Technical requirements

To follow along and successfully implement the concepts discussed in this chapter, you need to set up a proper development environment. The main technical requirement is Python, which will be used to manage the dependencies and run the necessary code for the project. Specifically, you need:

Python 3.12 or Higher

The project is designed to work with Python 3.12, so ensure you have this version installed.
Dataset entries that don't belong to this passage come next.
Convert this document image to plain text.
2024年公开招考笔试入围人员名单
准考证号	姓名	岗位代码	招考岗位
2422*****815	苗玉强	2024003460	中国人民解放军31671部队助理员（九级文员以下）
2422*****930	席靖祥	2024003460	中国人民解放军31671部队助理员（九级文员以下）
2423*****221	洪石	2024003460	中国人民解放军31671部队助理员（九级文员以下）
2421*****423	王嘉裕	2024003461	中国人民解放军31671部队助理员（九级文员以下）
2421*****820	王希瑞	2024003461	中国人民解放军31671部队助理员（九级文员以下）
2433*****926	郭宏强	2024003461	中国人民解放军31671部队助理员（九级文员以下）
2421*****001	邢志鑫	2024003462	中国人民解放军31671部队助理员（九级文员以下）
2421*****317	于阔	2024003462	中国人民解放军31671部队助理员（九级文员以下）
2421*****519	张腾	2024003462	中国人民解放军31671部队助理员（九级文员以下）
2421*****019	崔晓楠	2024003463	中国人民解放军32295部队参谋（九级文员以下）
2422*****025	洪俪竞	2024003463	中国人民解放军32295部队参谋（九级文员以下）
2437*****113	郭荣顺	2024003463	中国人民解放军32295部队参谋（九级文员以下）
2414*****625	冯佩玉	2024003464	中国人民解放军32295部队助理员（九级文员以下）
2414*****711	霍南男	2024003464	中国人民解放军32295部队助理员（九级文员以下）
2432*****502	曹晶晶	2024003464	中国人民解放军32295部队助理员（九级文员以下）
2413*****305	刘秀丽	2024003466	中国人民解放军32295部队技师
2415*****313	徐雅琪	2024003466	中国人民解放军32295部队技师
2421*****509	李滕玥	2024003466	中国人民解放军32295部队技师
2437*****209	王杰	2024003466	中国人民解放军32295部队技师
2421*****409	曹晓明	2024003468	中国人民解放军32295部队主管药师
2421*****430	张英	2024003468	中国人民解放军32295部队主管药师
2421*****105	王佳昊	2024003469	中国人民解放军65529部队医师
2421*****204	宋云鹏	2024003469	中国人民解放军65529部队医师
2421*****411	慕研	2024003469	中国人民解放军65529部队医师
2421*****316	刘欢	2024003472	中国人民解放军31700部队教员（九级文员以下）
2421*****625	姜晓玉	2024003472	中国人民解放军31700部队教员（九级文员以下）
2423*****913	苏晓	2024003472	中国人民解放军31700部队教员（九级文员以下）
If not, consider using a tool like pyenv to manage and install the correct Python version.

Dependency Management

We will use just scripts and uv for managing dependencies efficiently. These tools allow us to handle virtual environments and package installation seamlessly. For more information, visit https://github.com/casey/just and https://astral.sh/blog/uv to perform installation. Installation guide for just can be found here https://github.com/casey/just?tab=readme-ov-file#installation

It is also suggested to use pyenv to manage Python versions https://github.com/pyenv/pyenv, installation instructions can be found here https://github.com/pyenv/pyenv?tab=readme-ov-file#installation

You can set Python 3.12 globally as follows:

$ pyenv global system 3.12 
  • Virtual Environment: We recommend creating a virtual environment to isolate the project dependencies and avoid conflicts with other Python installations.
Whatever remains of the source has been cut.